Le perdí la pista a mi pasado adolescente, no a propósito, pero sin culpa. Muchas veces desee no haber sido tocada por la fatalidad y haber crecido desprovista de tanta oscuridad. Gracias a Francisco y Jessica logré cruzar la barrera del tiempo y obligarme a mirar nuevamente a la chica de tímida sonrisa sentada en el quinto sitio de la segunda fila de la fotografía del primer año grupo C de la Escuela Secundaria Pública Silvestre Revueltas 191, Turno Vespertino; quien trató de ocultarse de la infamia entre faldas largas y calcetas hasta las rodillas.
Pero, sobre todo, les agradezco que gracias a su noble intervención me hicieran recordar a Adriana Mendoza, mi mejor amiga del pasado.
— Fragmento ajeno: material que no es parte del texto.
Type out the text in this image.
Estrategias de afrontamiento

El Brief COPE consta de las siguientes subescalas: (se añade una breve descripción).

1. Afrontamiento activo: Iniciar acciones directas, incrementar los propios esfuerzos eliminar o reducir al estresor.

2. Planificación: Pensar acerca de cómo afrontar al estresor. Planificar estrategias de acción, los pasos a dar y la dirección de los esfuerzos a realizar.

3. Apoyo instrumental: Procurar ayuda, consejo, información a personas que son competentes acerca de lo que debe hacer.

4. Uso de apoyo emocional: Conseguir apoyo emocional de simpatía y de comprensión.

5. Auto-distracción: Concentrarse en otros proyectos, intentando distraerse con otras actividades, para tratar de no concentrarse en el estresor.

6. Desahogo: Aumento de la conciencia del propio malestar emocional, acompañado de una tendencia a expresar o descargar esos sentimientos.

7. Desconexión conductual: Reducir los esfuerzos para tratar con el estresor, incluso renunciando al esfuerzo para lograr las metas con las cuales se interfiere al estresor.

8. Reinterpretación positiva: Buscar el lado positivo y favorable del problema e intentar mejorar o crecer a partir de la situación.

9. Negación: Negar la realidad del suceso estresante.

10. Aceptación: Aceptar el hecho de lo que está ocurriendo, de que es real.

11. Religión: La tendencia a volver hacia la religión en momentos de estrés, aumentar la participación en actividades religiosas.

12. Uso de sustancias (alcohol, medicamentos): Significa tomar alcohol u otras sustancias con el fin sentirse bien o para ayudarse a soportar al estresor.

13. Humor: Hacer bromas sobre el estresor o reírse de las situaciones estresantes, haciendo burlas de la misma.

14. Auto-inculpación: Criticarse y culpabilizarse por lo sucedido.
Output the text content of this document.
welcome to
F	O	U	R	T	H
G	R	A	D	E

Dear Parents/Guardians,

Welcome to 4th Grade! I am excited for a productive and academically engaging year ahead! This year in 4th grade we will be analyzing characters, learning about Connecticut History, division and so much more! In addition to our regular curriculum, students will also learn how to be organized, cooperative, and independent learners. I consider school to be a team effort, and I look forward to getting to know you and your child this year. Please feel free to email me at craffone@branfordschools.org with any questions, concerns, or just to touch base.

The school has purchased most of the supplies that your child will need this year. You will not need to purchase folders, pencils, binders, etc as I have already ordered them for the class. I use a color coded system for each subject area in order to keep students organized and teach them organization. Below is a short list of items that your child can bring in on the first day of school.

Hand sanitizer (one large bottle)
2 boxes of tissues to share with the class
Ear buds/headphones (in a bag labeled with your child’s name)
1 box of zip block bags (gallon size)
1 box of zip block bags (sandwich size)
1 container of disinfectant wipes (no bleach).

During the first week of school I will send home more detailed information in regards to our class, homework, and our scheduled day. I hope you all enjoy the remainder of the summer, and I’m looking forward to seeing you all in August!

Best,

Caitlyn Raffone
Le he mandado solicitud de amistad en FB, la encontré de inmediato, era imposible no reconocerla. Me gustaría mucho saber si es feliz, dónde vive, si aún le gusta rizarse el cabello y dejárselo crecer hasta la cintura. Deséenme suerte camaradas, nunca es tarde para rescatar el amor. Incluso en el pantano del pasado.